By Carl Wiese, Vice President of Global Collaboration Sales at Cisco
Is Collaboration worth it? Research says, yes. The key moving forward will be for companies to measure their return from Collaboration across three distinct areas:
1) Operational ROI (reducing/avoiding costs): Over a three-year period, Salire Partners conducted hundreds of ROI analyses for companies of different sizes and industries around the globe. Recent analysis of their in-depth work finds that nearly 80% of companies see positive operational savings with Collaboration—in areas like moves/adds/changes, local and long distance phone service, and audio conferencing. And the results apply to companies large and small: Those with between 1,000 and 25,000 employees posted ROI of more than 170%.
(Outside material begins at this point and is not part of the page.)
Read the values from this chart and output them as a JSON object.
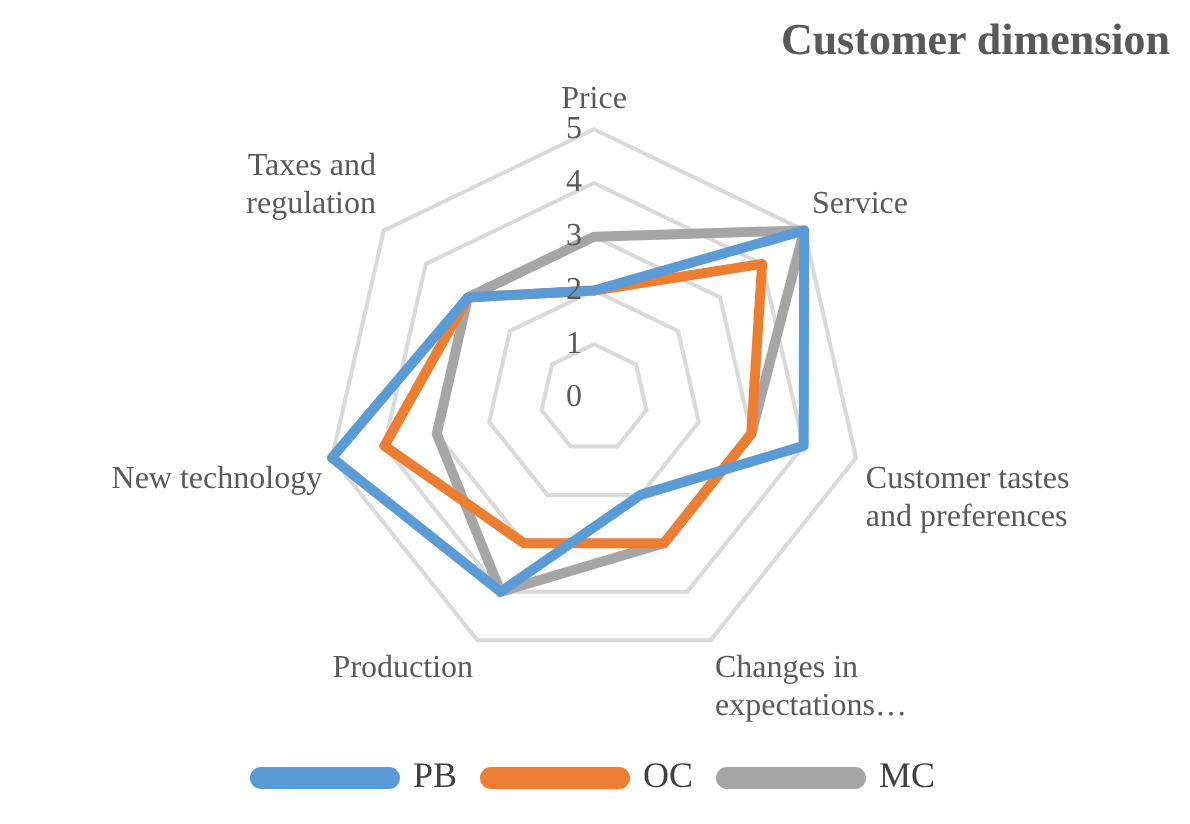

2) Productivity ROI (finding efficiencies): When Frost & Sullivan performed a global study of more than 3,500 business and IT leaders in May 2009, it found that Collaboration tools were most impactful within areas of the business where the largest numbers of people interact, such as R&D, sales and marketing. It also found that companies deploying advanced tools see far greater benefits than those focused simply on the basics.
3) Strategic ROI (creating market advantage): While this can be harder to measure in hard dollars, companies around the world are finding ways to leverage Collaboration to literally transform entire industries and create massive competitive advantage in the process.